De Brother-afdrukserver configureren met PCONSOLE en BRCONFIG (modus Wachtrijserver in bindery-emulatie) Als alternatief op Brother's BRAdmin-programma's of het hulpprogramma Novell NWADMIN (uitsluitend voor Netware 4.1x-systemen), kunt u voor het instellen van uw afdrukwachtrijen ook het standaardhulpprogramma Novell PCONSOLE gebruiken in combinatie met Brother's programma BRCONFIG. Indien gewenst, kunt u in plaats van BRCONFIG ook een Web-browser, TELNET, het hulpprogramma DEC NCP, of de seriële poort (mits uw afdrukserver werd geleverd met een seriële interface) gebruiken. U gaat als volgt te werk:
1-8
HOOFDSTUK 1 NOVELL NETWARE CONFIGUREREN
1. Meld u aan als Supervisor (NetWare 3.xx) of ADMIN (NetWare 4.1x). Vergeet niet om voor de bindery-modus de optie /b te specificeren. 2. Plaats de diskette met het configuratieprogramma voor de afdrukserver in station A: en typ bij de DOS-prompt onderstaande regel: A:BRCONFIG of A:BRCONFIG naam van afdrukserver Waar naam van afdrukserver de naam van de Netwareafdrukserver van de Brother-afdrukserver is (standaard wordt de naam BRO_xxxxxx_P1 gebruikt, waar "xxxxxx" de laatste zes tekens zijn van het Ethernetadres). 3. Als u de naam van de afdrukserver niet in de opdracht BRCONFIG heeft gespecificeerd, dan moet u de naam van de server in kwestie selecteren in de lijst van afdrukservers. 4. Wanneer wordt gemeld dat de afdrukserver is aangesloten, typt u als antwoord op de prompt "#" het standaardwachtwoord "access" (het wachtwoord wordt niet geëchood).

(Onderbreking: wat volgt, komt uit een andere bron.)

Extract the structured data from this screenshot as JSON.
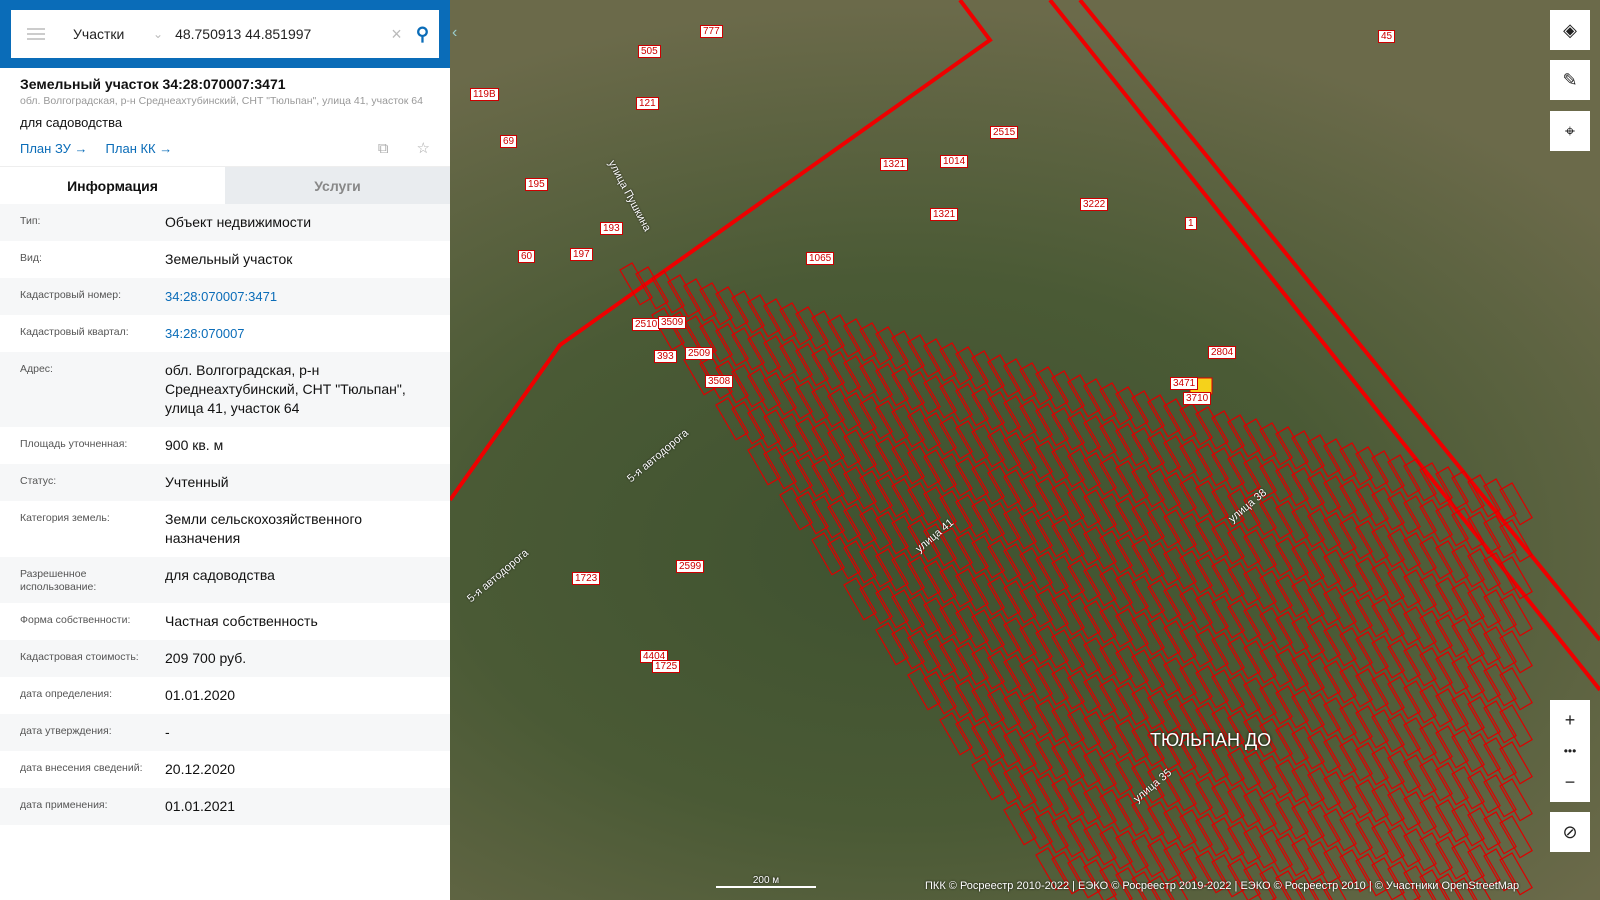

Druk als antwoord op de prompt Enter Username> op ENTER. 5. Bij de prompt Local> typt u: SET NETWARE SERVER servernaam ENABLED Waar de servernaam de naam is van de bestandsserver voor de afdrukwachtrij. Als u van meer dan één bestandsserver wilt afdrukken, herhaalt u deze opdracht zo vaak als nodig. 6. Typ EXIT om het BRCONFIG remote console programma af te sluiten en de wijzigingen op te slaan, en start Novell PCONSOLE. 7. Selecteer in het menu Available Options de optie Print Server Information (NetWare 3.xx) of Print Servers (NetWare 4.1x; negeer de waarschuwing). 8. Er wordt een lijst van de huidige afdrukservers geopend. Druk op INS om een nieuwe ingang te maken, typ de naam van de Netwareafdrukserver (standaard wordt BRO_xxxxxx_P1 gebruikt, waar "xxxxxx" de laatste zes tekens zijn van het Ethernetadres) en druk op ENTER. Druk op ESC om terug te keren naar het hoofdmenu Available Options.
1-9
GEBRUIKERSHANDLEIDING
9. Selecteer in het menu de optie Print Queue Information (NetWare 3.xx) of Print Queues (NetWare 4.1x). Er wordt een lijst geopend van de geconfigureerde afdrukwachtrijen. 10. Druk op INS om op de bestandsserver een nieuwe wachtrij te maken, typ de naam van de nieuwe wachtrij en druk op ENTER. De naam hoeft geen verband te houden met de bron van de afdrukserver, maar moet kort en makkelijk te onthouden zijn. 11. Zorg ervoor dat de naam van de nieuwe wachtrij gemarkeerd is en druk op ENTER om de wachtrij te configureren. 12. Selecteer de optie Queue Servers (in NetWare 4.1x heet dit item Print Servers) en druk op ENTER om te specificeren welke netwerkafdrukservers afdruktaken via deze wachtrij mogen afdrukken. Aangezien het een nieuwe wachtrij betreft, zal de lijst leeg zijn. 13. Druk op INS om een lijst op te vragen van kandidaten voor de wachtrijserver en selecteer de in stap 8 opgegeven naam van de afdrukserver-service. Druk vervolgens op ENTER. 14. Druk een aantal malen op ESC, totdat u weer bij het menu Available Options komt. 15. Forceer de afdrukserver de bestandsservers opnieuw op afdruktaken te controleren. U kunt de printer uit- en weer aanzetten, of de afdrukserver als volgt in PCONSOLE op inactief zetten: • Markeer in het menu Available Options de optie Print Server Information en druk op ENTER. • Selecteer de naam van de afdrukserver (BRO_xxxxxx_P1) en druk op ENTER. Gebruikt u NetWare 4.1x, markeer dan de optie Information and Status, druk op ENTER en ga door naar het volgende opsommingsteken. Als u NetWare 3.xx of 2.xx heeft: - markeert u Print Server Status/Control en drukt u op ENTER. - markeert u Server Info en drukt u op ENTER. • Druk op ENTER, selecteer Down en druk nogmaals op ENTER. De afdrukserver zal nu alle beschikbare bestandsservers controleren op nieuwe wachtrij-ingangen. • U kunt echter ook de BRCONFIG- of TELNET-opdracht SET NETWARE RESCAN gebruiken om de afdrukserver de bestandsservers opnieuw te laten controleren. 1-10
HOOFDSTUK 1 NOVELL NETWARE CONFIGUREREN
De Brother-afdrukserver configureren met PCONSOLE en BRCONFIG (modus Wachtrijserver in NDS-modus) 1.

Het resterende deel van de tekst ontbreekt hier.